Er wird Vorsitzender der Trierer Ortsgruppe der Kommunistischen Partei Deutschlands (KPD) und Mitglied im Stadtrat von 1948 bis zum Verbot der Partei 1956. Seine Haftentschädigung wird ihm als praktizierenden Kommunisten gestrichen. 1968 gehört Torgau zu den Gründern der Trierer Ortsgruppe der Deutschen Kommunistischen Partei (DKP). Ihr bleibt er auch nach dem Zusammenbruch des "real existierenden Sozialismus" treu. Er widmet sich dem Kampf gegen alten und neuen Faschismus, lädt ein zu alternativen Stadtführungen und wird Mitbegründer des Fördervereins für eine Dokumentationsstätte im ehemaligen KZ Hinzert.
Torgau – so schreibt der "Trierische Volksfreund" bei seinem Tod –"war für die antifaschistische Szene in Trier ein Kristallisationspunkt jenseits weltanschaulicher Einstellungen." (TV vom 19.04.1999). Über die Umtriebe von Neonazis befragt, zeigte er sich optimistisch: "Ich glaube daran, dass sich die menschliche Gesellschaft zum Guten entwickelt – allerdings nicht von selbst."

Paul WIPPER (1906-1992)

Paul WipperWipper tritt 1928 in die NSDAP ein. 1933 wird er Kreisleiter für den Bereich Trier-Land mit Sitz im "Braunen Haus". 1934 deckt er einen Betrug in der Trierer NSDAP auf und wird nach Cochem versetzt. 1940 meldet er sich freiwillig zur Front, wird gefangen und nutzt seine Haftzeit zum intensiven Nachdenken. 1948 schreibt er: "Wir haben nicht nur Hitler auszuschwitzen, sondern den Geist der dem militärischen Wahn hörig ist (...) Ich schäme mich der Verbrechen, die im Namen des deutschen Volkes begangen wurden."
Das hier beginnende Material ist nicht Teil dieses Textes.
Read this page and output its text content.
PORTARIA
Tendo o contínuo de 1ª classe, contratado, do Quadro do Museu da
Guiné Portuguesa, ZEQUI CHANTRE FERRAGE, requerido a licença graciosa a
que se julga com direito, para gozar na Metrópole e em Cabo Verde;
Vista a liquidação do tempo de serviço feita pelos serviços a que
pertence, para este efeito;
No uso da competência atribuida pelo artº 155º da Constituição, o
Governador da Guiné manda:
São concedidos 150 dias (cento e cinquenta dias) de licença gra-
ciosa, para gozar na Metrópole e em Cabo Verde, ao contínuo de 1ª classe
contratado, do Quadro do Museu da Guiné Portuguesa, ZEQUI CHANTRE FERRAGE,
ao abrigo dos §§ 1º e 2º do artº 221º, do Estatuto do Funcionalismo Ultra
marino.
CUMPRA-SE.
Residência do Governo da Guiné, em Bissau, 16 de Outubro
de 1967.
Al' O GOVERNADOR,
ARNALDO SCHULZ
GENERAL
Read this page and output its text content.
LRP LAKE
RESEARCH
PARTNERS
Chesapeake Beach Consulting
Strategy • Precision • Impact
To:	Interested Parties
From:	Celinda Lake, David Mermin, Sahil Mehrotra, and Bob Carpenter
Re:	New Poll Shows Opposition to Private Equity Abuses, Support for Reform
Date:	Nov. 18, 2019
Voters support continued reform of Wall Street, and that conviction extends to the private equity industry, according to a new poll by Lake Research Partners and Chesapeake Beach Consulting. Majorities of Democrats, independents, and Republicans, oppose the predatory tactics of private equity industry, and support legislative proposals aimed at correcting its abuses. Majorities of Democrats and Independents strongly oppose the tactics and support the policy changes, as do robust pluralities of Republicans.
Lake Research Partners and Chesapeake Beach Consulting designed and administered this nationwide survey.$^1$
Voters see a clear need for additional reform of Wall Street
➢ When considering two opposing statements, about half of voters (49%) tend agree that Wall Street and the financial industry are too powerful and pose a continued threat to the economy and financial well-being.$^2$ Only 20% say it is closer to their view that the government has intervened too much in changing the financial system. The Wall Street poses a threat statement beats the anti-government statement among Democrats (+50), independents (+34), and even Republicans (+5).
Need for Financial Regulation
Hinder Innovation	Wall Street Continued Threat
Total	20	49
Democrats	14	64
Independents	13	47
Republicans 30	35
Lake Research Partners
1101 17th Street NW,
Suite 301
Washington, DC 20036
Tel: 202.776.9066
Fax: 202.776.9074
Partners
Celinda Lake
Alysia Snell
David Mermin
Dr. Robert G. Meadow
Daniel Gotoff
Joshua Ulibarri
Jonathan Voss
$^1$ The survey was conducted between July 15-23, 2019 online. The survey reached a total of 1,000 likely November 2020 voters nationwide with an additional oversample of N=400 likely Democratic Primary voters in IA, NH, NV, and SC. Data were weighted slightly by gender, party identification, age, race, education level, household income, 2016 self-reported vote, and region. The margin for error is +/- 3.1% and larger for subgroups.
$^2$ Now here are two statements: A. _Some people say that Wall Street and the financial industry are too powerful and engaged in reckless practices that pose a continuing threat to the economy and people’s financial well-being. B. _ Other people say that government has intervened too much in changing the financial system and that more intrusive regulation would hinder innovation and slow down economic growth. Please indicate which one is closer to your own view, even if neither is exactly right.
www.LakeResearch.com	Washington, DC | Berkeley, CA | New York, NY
Als einziger der früheren Parteigrößen kehrt er nach Trier zurück. Seinen Schwur, nie wieder politisch aktiv zu werden, bricht er, als die Bundesrepublik wiederbewaffnet wird. Er wird Mitglied der "Internationale der Kriegsgegner". 1979 wird er Mitglied der neu gegründeten Arbeitsgemeinschaft Frieden e.V. und engagiert sich für Friedenserziehung und gegen die atomare Rüstung.